In June I wrote about technology that is analysing music for record companies, and suggested that it would also be really useful in search and recommendation for end-users like us. Last.FM have just launched a version of their software that uses the same principals for track recognition, and the details are at Blognation. This isn’t the best application for the technology.

What I’d like is for Last.FM to create an audio fingerprint for each track they stream to users, and then use that to create better recommendations. When users “love” or “ban” tracks, Last.FM could use the preferences and the fingerprints to try to find music with similar characteristics, to play more tracks like the loved ones, and less tracks like the banned ones.

That would help me discover music I had no chance of finding before, as a natural extension to the collaborative filtering they currently use. Playing me tracks that other people love, when those people love the same tracks as me, is helpful, but it needs huge quantities of data to be really useful, and isn’t therefore much help with the long tail. If a track only gets played 5 times a day, the fingerprint will be a lot more interesting than the ratings, and recommending similar tracks with similar fingerprints would be great.

Instead, what they’re doing is using the fingerprint to identify a track, then picking up the user’s tagging data to improve their own. Users play their own music (in itunes, for example) and Last.FM fingerprint it. They then upload the user’s tags from their own music, and apply them to music on their database. Effectively, they’re using the technology to enhance their own music tagging data.

A nice idea, but not the one I’d really like them to build.



3 comments:

  1. Russ Garrett, 5. September 2007, 11:49

    What you’re talking about is called feature extraction, not fingerprinting. Fingerprints generated by most systems bear no direct resemblance to how the music sounds.

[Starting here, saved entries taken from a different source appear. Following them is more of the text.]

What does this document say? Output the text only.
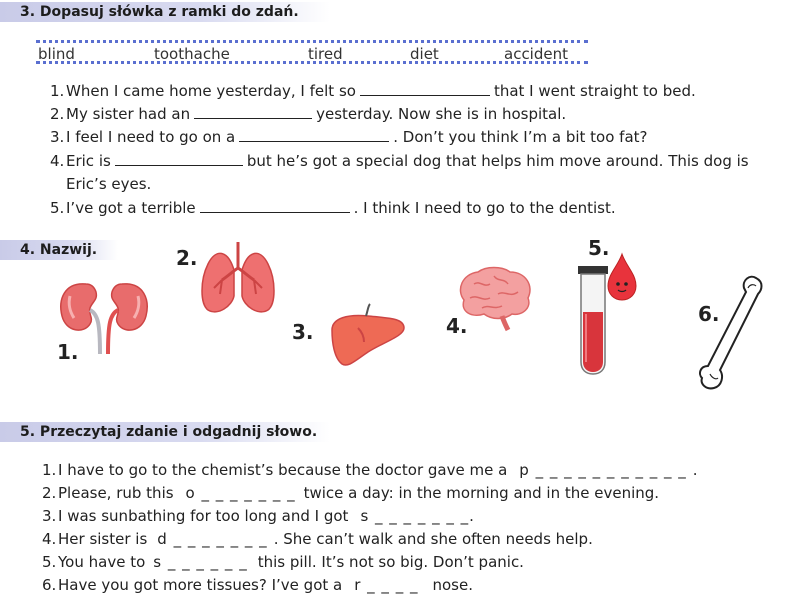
3. Dopasuj słówka z ramki do zdań.
blind	toothache	tired	diet	accident
1. When I came home yesterday, I felt so	that I went straight to bed.
2. My sister had an	yesterday. Now she is in hospital.
3. I feel I need to go on a	. Don’t you think I’m a bit too fat?
4. Eric is	but he’s got a special dog that helps him move around. This dog is
Eric’s eyes.
5. I’ve got a terrible	. I think I need to go to the dentist.
4. Nazwij.
1.
2.
3.	4.
5.
6.
5. Przeczytaj zdanie i odgadnij słowo.
1. I have to go to the chemist’s because the doctor gave me a p _ _ _ _ _ _ _ _ _ _ _ .
2. Please, rub this o _ _ _ _ _ _ _ twice a day: in the morning and in the evening.
3. I was sunbathing for too long and I got s _ _ _ _ _ _ _.
4. Her sister is d _ _ _ _ _ _ _ . She can’t walk and she often needs help.
5. You have to s _ _ _ _ _ _ this pill. It’s not so big. Don’t panic.
6. Have you got more tissues? I’ve got a r _ _ _ _ nose.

    We are already working on feature extraction behind the scenes to improve our recommendation systems, although it still needs a lot of work.

     
  2. Matthew Dunn, 20. September 2007, 0:12

    What you’re writing about is what MusicIP already does.

     
  3. mark, 20. September 2007, 9:13

    That’s very interesting. My original article referred to Platinum Blue, but it does look from their website as if MusicIP is doing something like what I described. Thanks for pointing it out.